La Madre Tierra, desecada y literalmente madre, como se nos muestra en un curioso apareamiento, con esa trascendencia intrínseca a la mitología Navajo, alumbrará seres con deshidratación acuciante, a su imagen y semejanza, principalmente a causa del hombre blanco. Pero recuperará su espacio en ausencia de estos. La extravagancia de quien todo lo tiene le lleva a coleccionar, amasar, no solamente un dinero que gasta por aburrimiento porque nada le aporta nada: entre sus caprichos pasajeros se encuentra un pastiche de cúpulas y fontanas clave en la historia de la arquitectura (y del cine, pues hasta hay una cierta evocación a la Ekberg). Un adueñarse de lo estético y del patrimonio artístico ajeno que no se detiene en lo material, sino que se extiende a las personas en sí. Sea una mujer hermosa cuidadosamente seleccionada mediante castings para, total, transformar su imagen por completo de acuerdo con los caprichos del poder; sean incluso artistas de carne y hueso y no solamente su obra.

Fotograma de Valley of the Gods.

Los cánticos, leyendas y danzas indias contrastan con aquellos ritos que supuestamente elevan el espíritu de quienes moran en el primer mundo: quienes han llevado su pasión por un deporte, un baile, las artes plásticas, o la música a la excelencia, a menudo se convierten en esclavos de ese hábito cuando se vuelve lucrativo. Cuando el rico aburrido de la vida puede meterlo en sus jaulas lujosas para su uso y disfrute. Los ritualistas forman parte de un zoo humano en el que permanecerían incluso si pudieran salir.
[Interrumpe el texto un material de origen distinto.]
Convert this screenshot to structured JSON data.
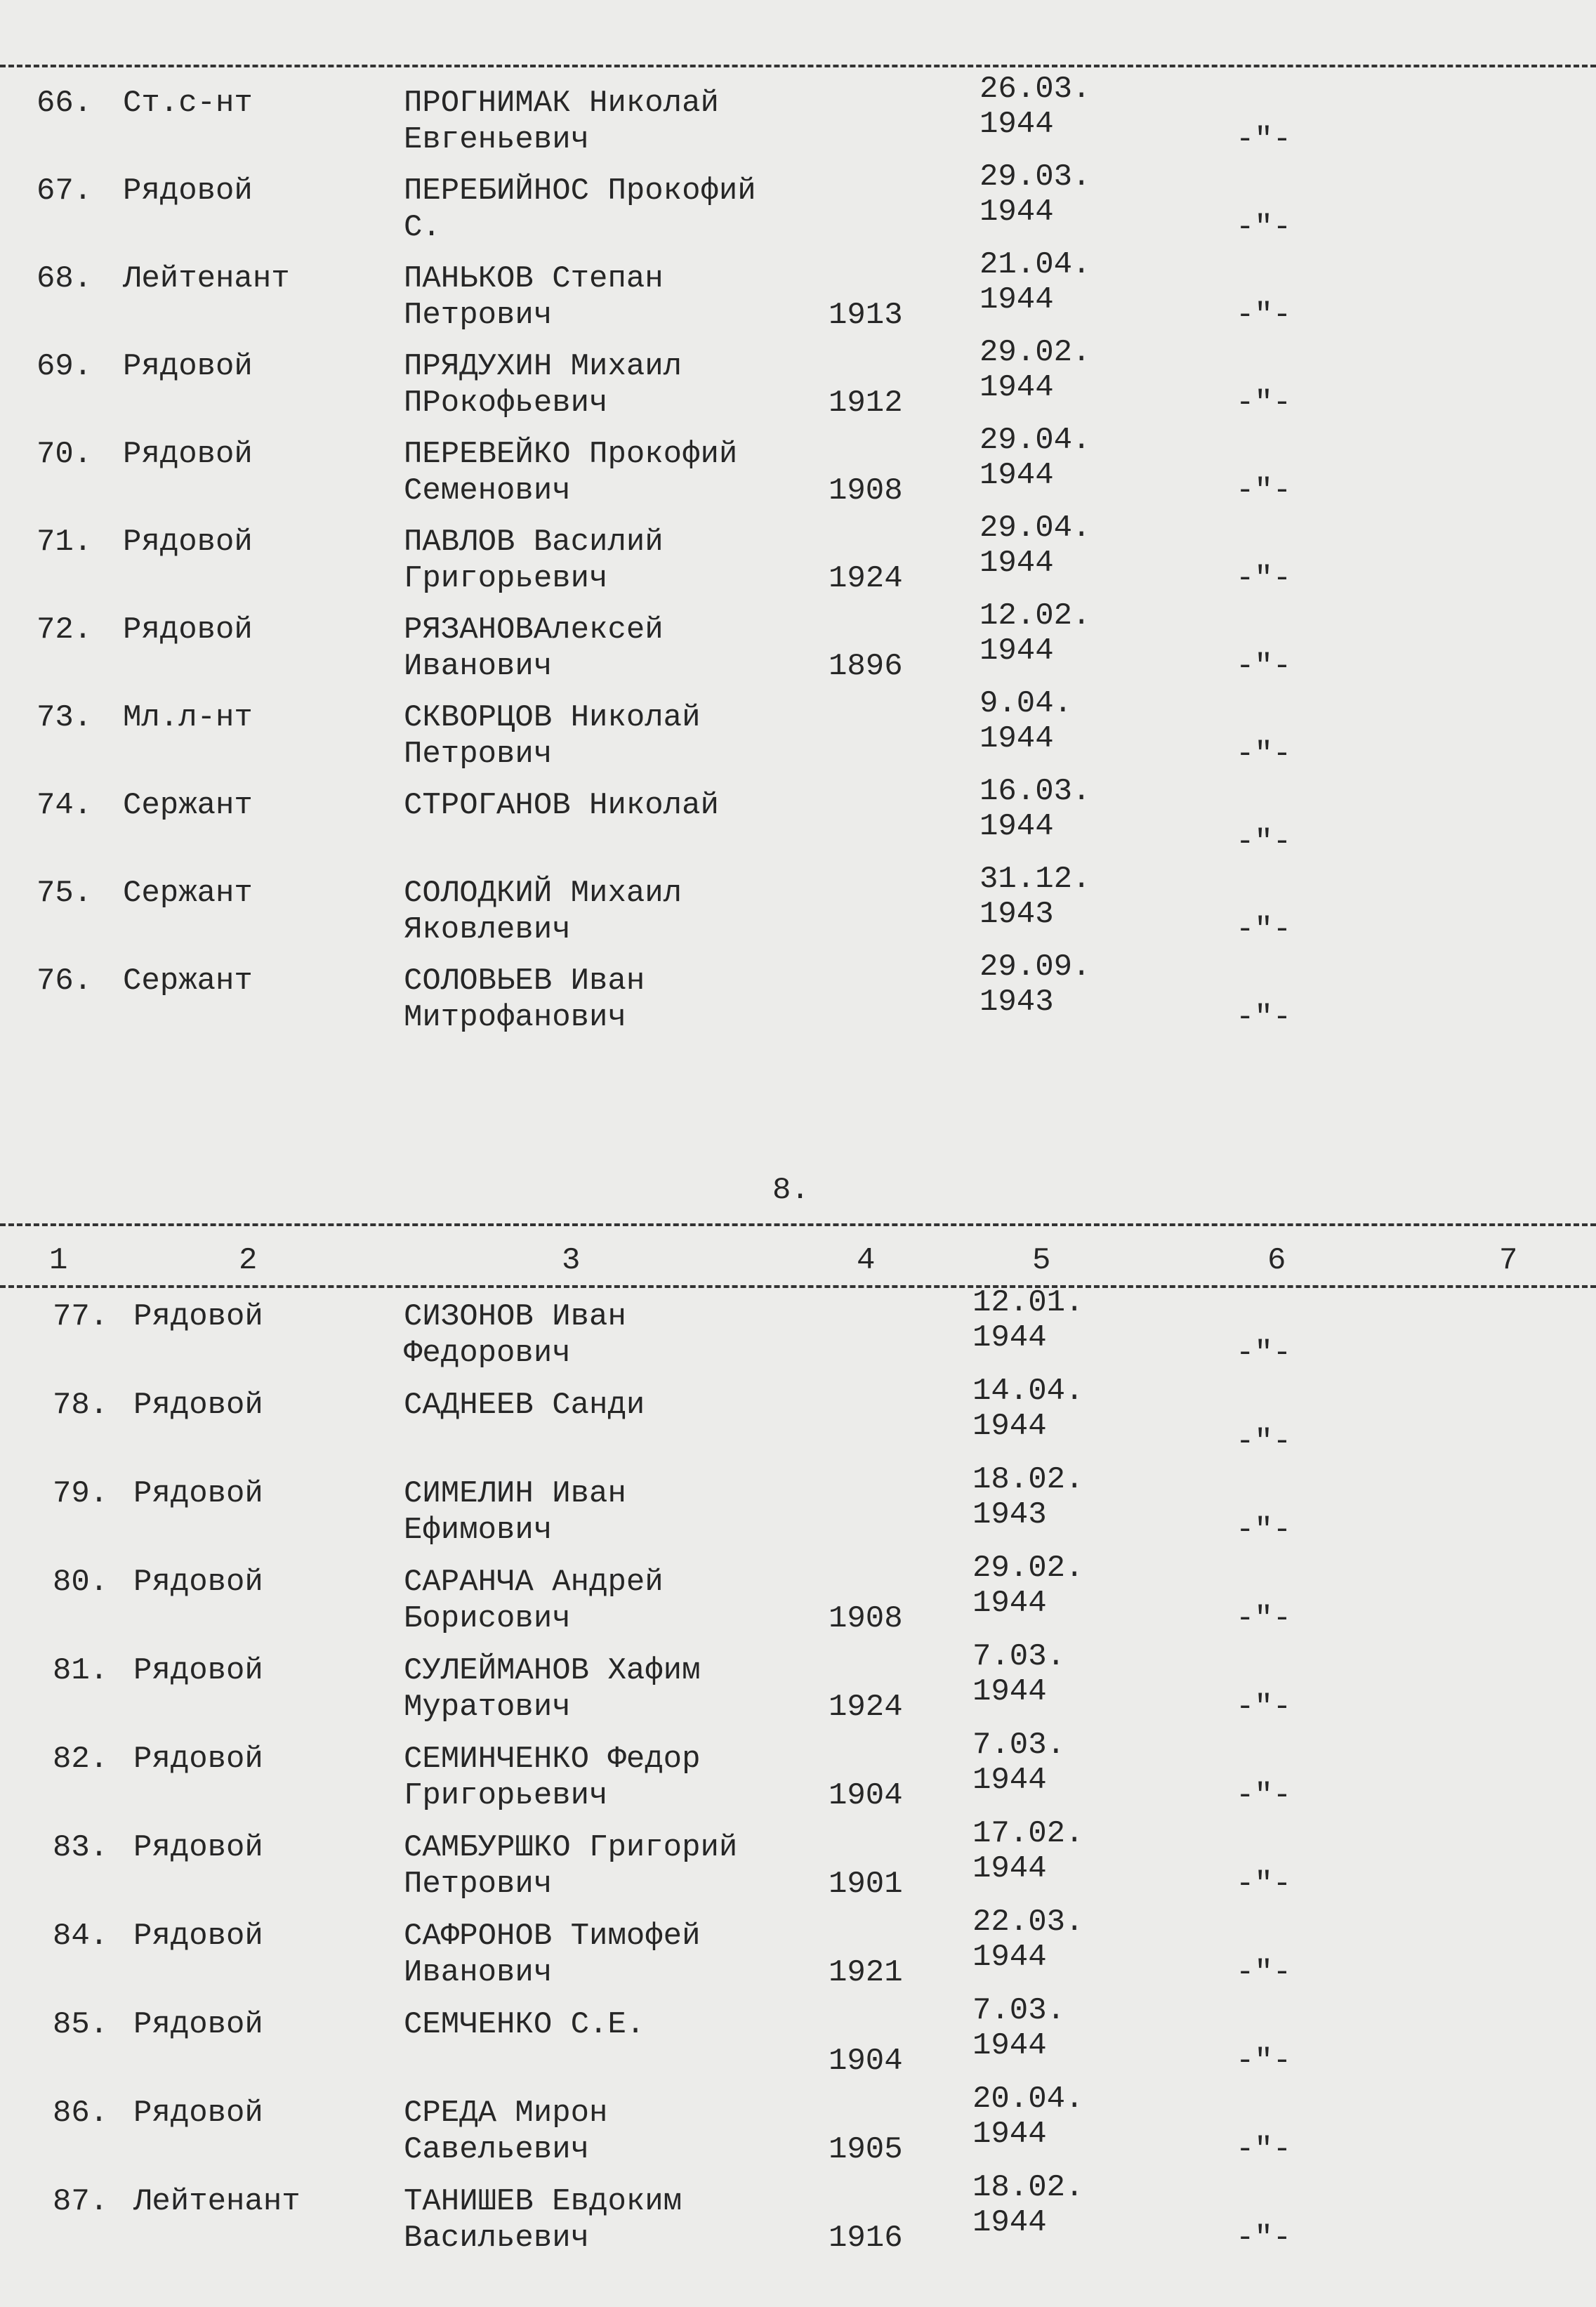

Porque igual ya no saben vivir de otra manera. Es inevitable pensar en aquella frase de Confucio —«si trabajas en lo que amas, no trabajarás un día en tu vida»— totalmente desvirtuada en países como el nuestro, en el que el emprendimiento puede llevarnos a aborrecer aquello que fuera nuestra pasión. Y como demuestra el magnate, tenerlo absolutamente todo puede volverte igualmente desapasionado. Y arrastrar tu ego a formas de glorificación mediante rituales mucho más nocivos. Incluso fatales.
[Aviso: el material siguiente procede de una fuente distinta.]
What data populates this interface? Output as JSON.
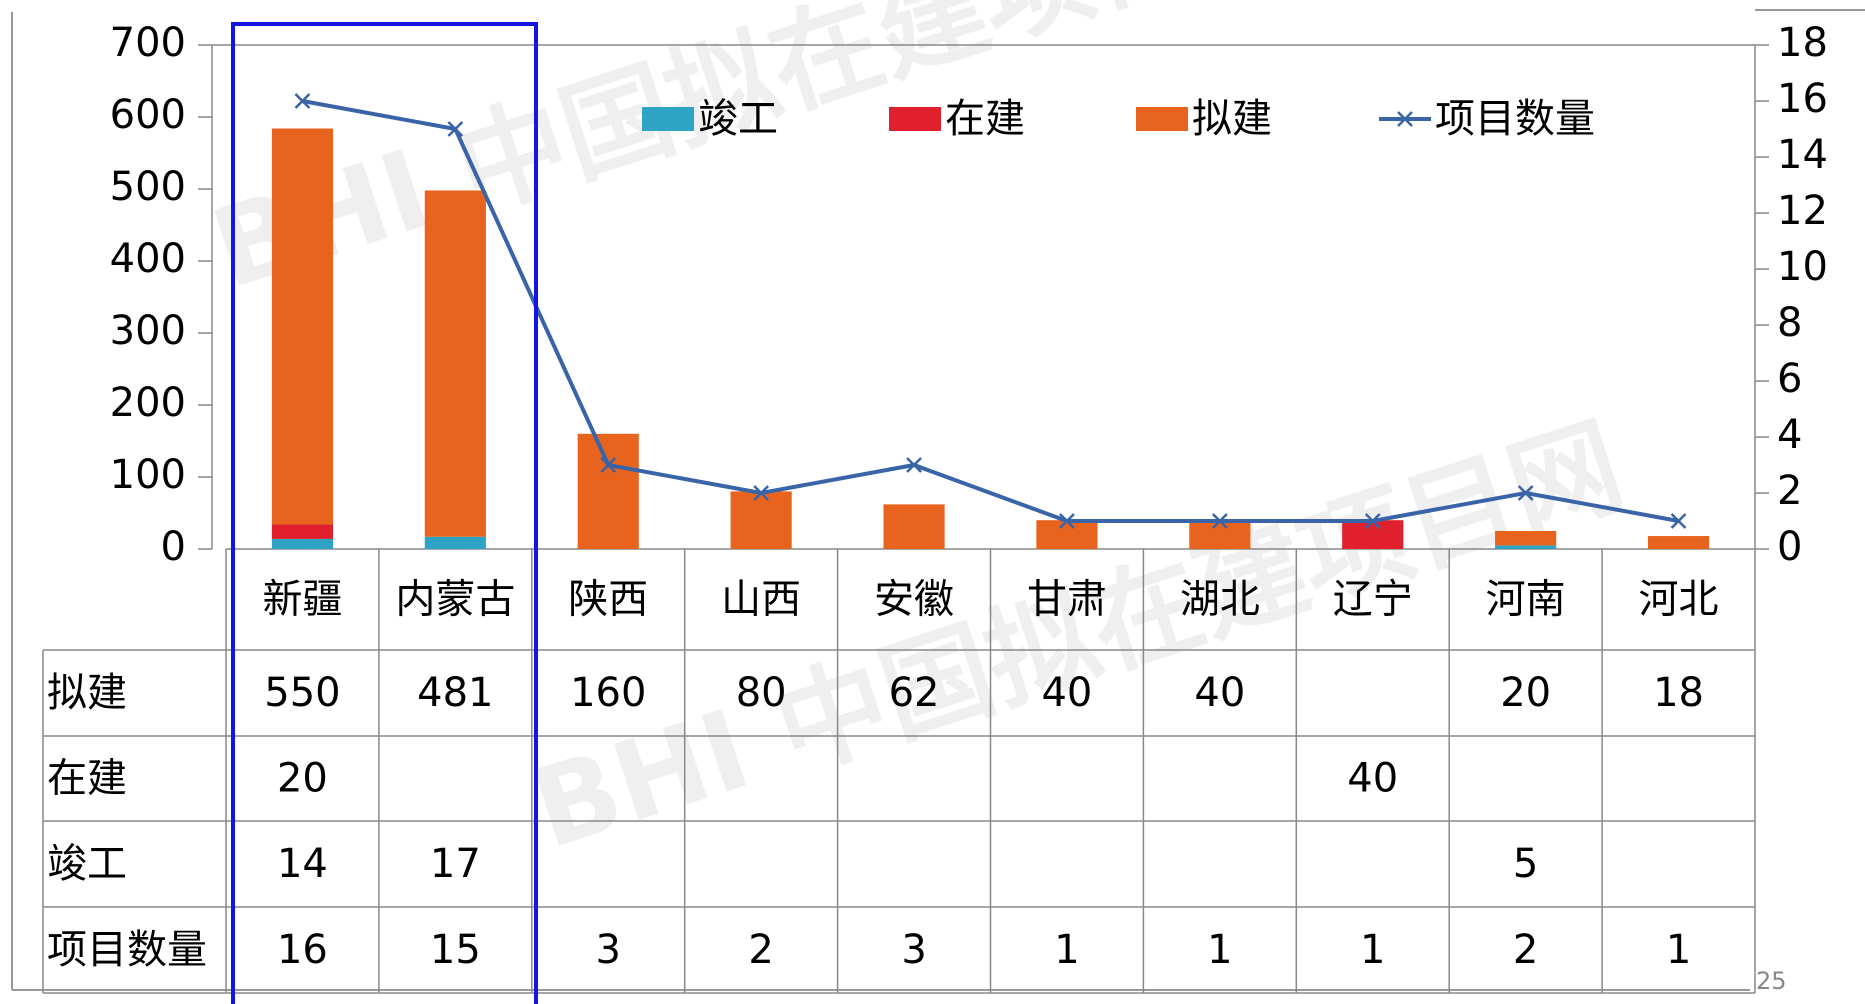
{
  "chart_data": {
    "type": "bar",
    "watermark": "BHI 中国拟在建项目网",
    "page_number": "25",
    "categories": [
      "新疆",
      "内蒙古",
      "陕西",
      "山西",
      "安徽",
      "甘肃",
      "湖北",
      "辽宁",
      "河南",
      "河北"
    ],
    "series": [
      {
        "name": "竣工",
        "color": "#2ea3c4",
        "values": [
          14,
          17,
          null,
          null,
          null,
          null,
          null,
          null,
          5,
          null
        ]
      },
      {
        "name": "在建",
        "color": "#e0202c",
        "values": [
          20,
          null,
          null,
          null,
          null,
          null,
          null,
          40,
          null,
          null
        ]
      },
      {
        "name": "拟建",
        "color": "#e8641e",
        "values": [
          550,
          481,
          160,
          80,
          62,
          40,
          40,
          null,
          20,
          18
        ]
      },
      {
        "name": "项目数量",
        "color": "#3a64a8",
        "type": "line",
        "axis": "y2",
        "values": [
          16,
          15,
          3,
          2,
          3,
          1,
          1,
          1,
          2,
          1
        ]
      }
    ],
    "table_rows": [
      2,
      1,
      0,
      3
    ],
    "stacked": true,
    "legend": "top",
    "ylim": [
      0,
      700
    ],
    "yticks": [
      0,
      100,
      200,
      300,
      400,
      500,
      600,
      700
    ],
    "y2lim": [
      0,
      18
    ],
    "y2ticks": [
      0,
      2,
      4,
      6,
      8,
      10,
      12,
      14,
      16,
      18
    ]
  }
}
El entorno abusado y desecado es un reflejo de las almas de quienes conforman nuestra sociedad meritocrática, competitiva y consumista. Esta película hace sonoro hincapié en lo nocivo de este sistema en diferentes niveles, pero sobre todo en el que atañe a las artes que, siendo lo más representativo del alma humana, han sido totalmente monetizadas y enjauladas. Hasta el punto de ser despojadas de razón de ser si no redundan en beneficios económicos: para muestra, su aparente prescindibilidad en esta llamada «nueva normalidad» frente a otras formas de reunión mucho más arriesgadas a las que, sin embargo, sí se les ofrecen vías para que sigan llevándose a cabo. Formas de consumo (centros comerciales) y producción (metros y buses atestados de trabajadores) mucho más prioritarias. Carentes del mismo efecto sanador que las artes proporcionan a nuestra identidad primitiva, individual y social. A nuestras relaciones. Nuestra psique.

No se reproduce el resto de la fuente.